6. Utility Scripts & Enhanced Tooling
Reusable utility scripts are attached to relevant skills (e.g., test-auth-route.js within backend-dev-guidelines) for common, complex tasks like testing authenticated routes. This prevents Claude from reinventing the wheel. Other tools like SuperWhisper (voice-to-text prompting), Memory MCP (for tracking project-specific decisions), and BetterTouchTool (custom hotkeys and gestures) further enhance productivity.

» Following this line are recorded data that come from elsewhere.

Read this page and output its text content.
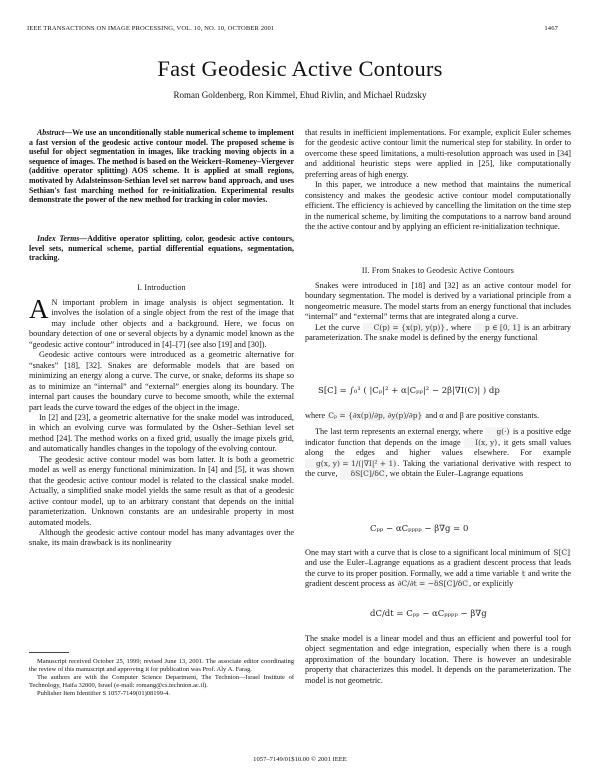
IEEE TRANSACTIONS ON IMAGE PROCESSING, VOL. 10, NO. 10, OCTOBER 2001	1467
Fast Geodesic Active Contours
Roman Goldenberg, Ron Kimmel, Ehud Rivlin, and Michael Rudzsky

Abstract—We use an unconditionally stable numerical scheme to implement a fast version of the geodesic active contour model. The proposed scheme is useful for object segmentation in images, like tracking moving objects in a sequence of images. The method is based on the Weickert–Romeney–Viergever (additive operator splitting) AOS scheme. It is applied at small regions, motivated by Adalsteinsson-Sethian level set narrow band approach, and uses Sethian's fast marching method for re-initialization. Experimental results demonstrate the power of the new method for tracking in color movies.

Index Terms—Additive operator splitting, color, geodesic active contours, level sets, numerical scheme, partial differential equations, segmentation, tracking.

I. Introduction

A N important problem in image analysis is object segmentation. It involves the isolation of a single object from the rest of the image that may include other objects and a background. Here, we focus on boundary detection of one or several objects by a dynamic model known as the “geodesic active contour” introduced in [4]–[7] (see also [19] and [30]).

Geodesic active contours were introduced as a geometric alternative for “snakes” [18], [32]. Snakes are deformable models that are based on minimizing an energy along a curve. The curve, or snake, deforms its shape so as to minimize an “internal” and “external” energies along its boundary. The internal part causes the boundary curve to become smooth, while the external part leads the curve toward the edges of the object in the image.

In [2] and [23], a geometric alternative for the snake model was introduced, in which an evolving curve was formulated by the Osher–Sethian level set method [24]. The method works on a fixed grid, usually the image pixels grid, and automatically handles changes in the topology of the evolving contour.

The geodesic active contour model was born latter. It is both a geometric model as well as energy functional minimization. In [4] and [5], it was shown that the geodesic active contour model is related to the classical snake model. Actually, a simplified snake model yields the same result as that of a geodesic active contour model, up to an arbitrary constant that depends on the initial parameterization. Unknown constants are an undesirable property in most automated models.

Although the geodesic active contour model has many advantages over the snake, its main drawback is its nonlinearity

Manuscript received October 25, 1999; revised June 13, 2001. The associate editor coordinating the review of this manuscript and approving it for publication was Prof. Aly A. Farag.

The authors are with the Computer Science Department, The Technion—Israel Institute of Technology, Haifa 32000, Israel (e-mail: romang@cs.technion.ac.il).

Publisher Item Identifier S 1057-7149(01)08199-4.

that results in inefficient implementations. For example, explicit Euler schemes for the geodesic active contour limit the numerical step for stability. In order to overcome these speed limitations, a multi-resolution approach was used in [34] and additional heuristic steps were applied in [25], like computationally preferring areas of high energy.

In this paper, we introduce a new method that maintains the numerical consistency and makes the geodesic active contour model computationally efficient. The efficiency is achieved by cancelling the limitation on the time step in the numerical scheme, by limiting the computations to a narrow band around the the active contour and by applying an efficient re-initialization technique.

II. From Snakes to Geodesic Active Contours

Snakes were introduced in [18] and [32] as an active contour model for boundary segmentation. The model is derived by a variational principle from a nongeometric measure. The model starts from an energy functional that includes “internal” and “external” terms that are integrated along a curve.

Let the curve C(p) = {x(p), y(p)}, where p ∈ [0, 1] is an arbitrary parameterization. The snake model is defined by the energy functional

S[C] = ∫₀¹ ( |Cₚ|² + α|Cₚₚ|² − 2β|∇I(C)| ) dp

where Cₚ = {∂x(p)/∂p, ∂y(p)/∂p} and α and β are positive constants.

The last term represents an external energy, where g(·) is a positive edge indicator function that depends on the image I(x, y), it gets small values along the edges and higher values elsewhere. For example g(x, y) = 1/(|∇I|² + 1). Taking the variational derivative with respect to the curve, δS[C]/δC, we obtain the Euler–Lagrange equations

Cₚₚ − αCₚₚₚₚ − β∇g = 0

One may start with a curve that is close to a significant local minimum of S[C] and use the Euler–Lagrange equations as a gradient descent process that leads the curve to its proper position. Formally, we add a time variable t and write the gradient descent process as ∂C/∂t = −δS[C]/δC, or explicitly

dC/dt = Cₚₚ − αCₚₚₚₚ − β∇g

The snake model is a linear model and thus an efficient and powerful tool for object segmentation and edge integration, especially when there is a rough approximation of the boundary location. There is however an undesirable property that characterizes this model. It depends on the parameterization. The model is not geometric.

1057–7149/01$10.00 © 2001 IEEE
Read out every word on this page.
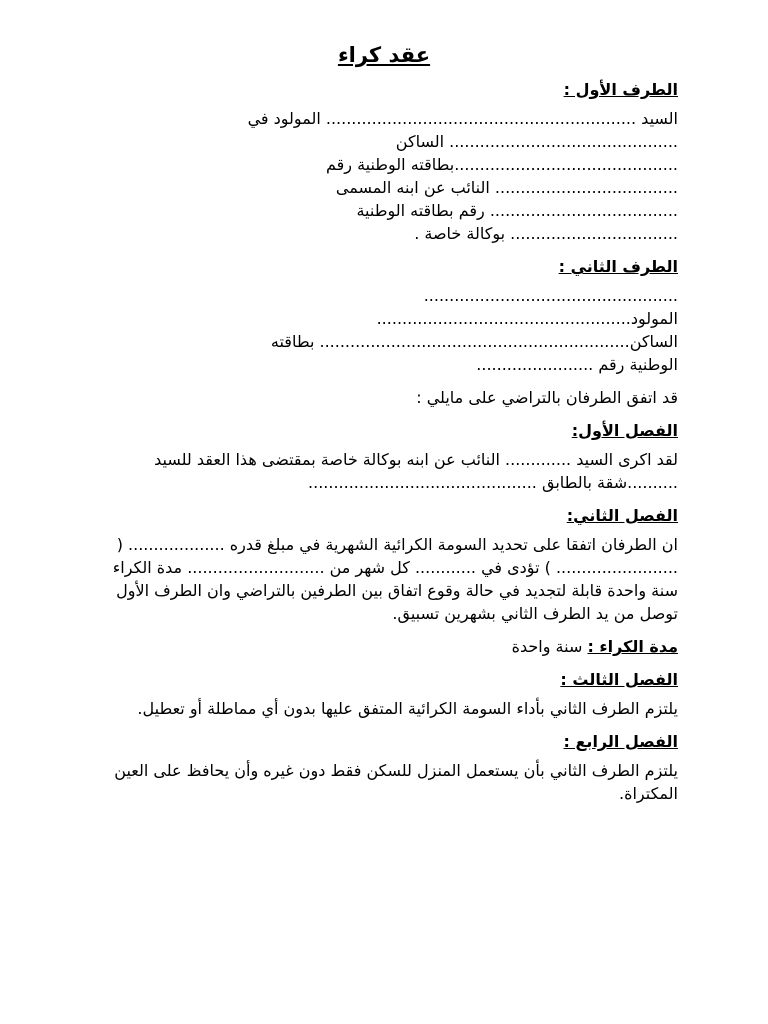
عقد كراء
الطرف الأول :

السيد ............................................................. المولود في

............................................. الساكن

............................................بطاقته الوطنية رقم

.................................... النائب عن ابنه المسمى

..................................... رقم بطاقته الوطنية

................................. بوكالة خاصة .

الطرف الثاني :

..................................................

المولود..................................................

الساكن............................................................. بطاقته

الوطنية رقم .......................

قد اتفق الطرفان بالتراضي على مايلي :

الفصل الأول:

لقد اكرى السيد ............. النائب عن ابنه بوكالة خاصة بمقتضى هذا العقد للسيد ..........شقة بالطابق .............................................

الفصل الثاني:

ان الطرفان اتفقا على تحديد السومة الكرائية الشهرية في مبلغ قدره ................... ( ........................ ) تؤدى في ............ كل شهر من ........................... مدة الكراء سنة واحدة قابلة لتجديد في حالة وقوع اتفاق بين الطرفين بالتراضي وان الطرف الأول توصل من يد الطرف الثاني بشهرين تسبيق.

مدة الكراء : سنة واحدة

الفصل الثالث :

يلتزم الطرف الثاني بأداء السومة الكرائية المتفق عليها بدون أي مماطلة أو تعطيل.

الفصل الرابع :

يلتزم الطرف الثاني بأن يستعمل المنزل للسكن فقط دون غيره وأن يحافظ على العين المكتراة.
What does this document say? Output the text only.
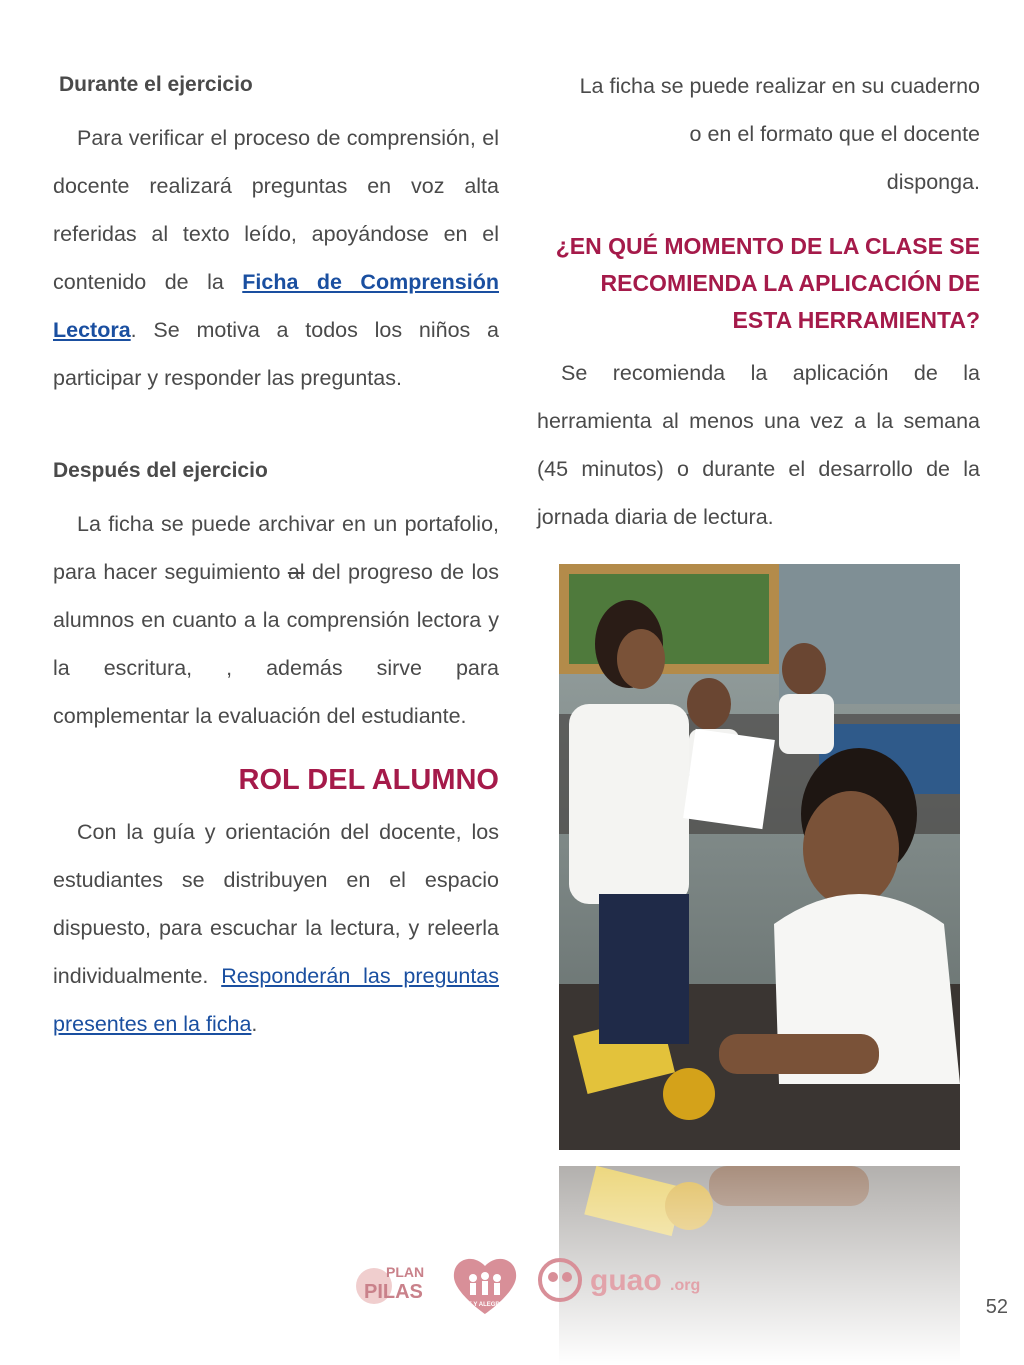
Durante el ejercicio

Para verificar el proceso de comprensión, el docente realizará preguntas en voz alta referidas al texto leído, apoyándose en el contenido de la Ficha de Comprensión Lectora. Se motiva a todos los niños a participar y responder las preguntas.

Después del ejercicio

La ficha se puede archivar en un portafolio, para hacer seguimiento al del progreso de los alumnos en cuanto a la comprensión lectora y la escritura, , además sirve para complementar la evaluación del estudiante.

ROL DEL ALUMNO

Con la guía y orientación del docente, los estudiantes se distribuyen en el espacio dispuesto, para escuchar la lectura, y releerla individualmente. Responderán las preguntas presentes en la ficha.

La ficha se puede realizar en su cuaderno

o en el formato que el docente

disponga.

¿EN QUÉ MOMENTO DE LA CLASE SE RECOMIENDA LA APLICACIÓN DE ESTA HERRAMIENTA?

Se recomienda la aplicación de la herramienta al menos una vez a la semana (45 minutos) o durante el desarrollo de la jornada diaria de lectura.

PLAN
PILAS
FE Y ALEGRIA
guao .org
52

7. The Holy Trinity: Agents, Hooks, and Slash Commands
This integrated ecosystem is powered by:
- Agents: Specialized subagents for quality control (`code-architecture-reviewer`), testing (`auth-route-tester`), planning (`strategic-plan-architect`), and more, each with clear, specific roles.
- Hooks: The glue, ensuring skill activation, error catching, formatting, and quality checks.
- Slash Commands: Custom shortcuts like `/dev-docs` or `/code-review` that expand into detailed prompts, streamlining repeated workflows and packing complex instructions into simple commands.
Conclusion: A Blueprint for Advanced AI-Assisted Development
After six months, the core lessons are clear:
- Plan everything: Use planning mode or dedicated agents.
- Skills + Hooks: Auto-activation is crucial for reliable skill usage.
- Dev Docs System: Prevents AI context loss and guides large tasks.
- AI-driven Code Reviews: Essential for early error detection.
- PM2 for Backend: Simplifies debugging multi-service architectures.
Complementary elements like specialized agents, slash commands, detailed documentation, and utility scripts further enhance this powerful workflow. This robust system allowed a single engineer to confidently tackle a 300k+ LOC rewrite with consistent quality, demonstrating the immense potential of AI when deeply integrated into a thoughtful, human-centric development process.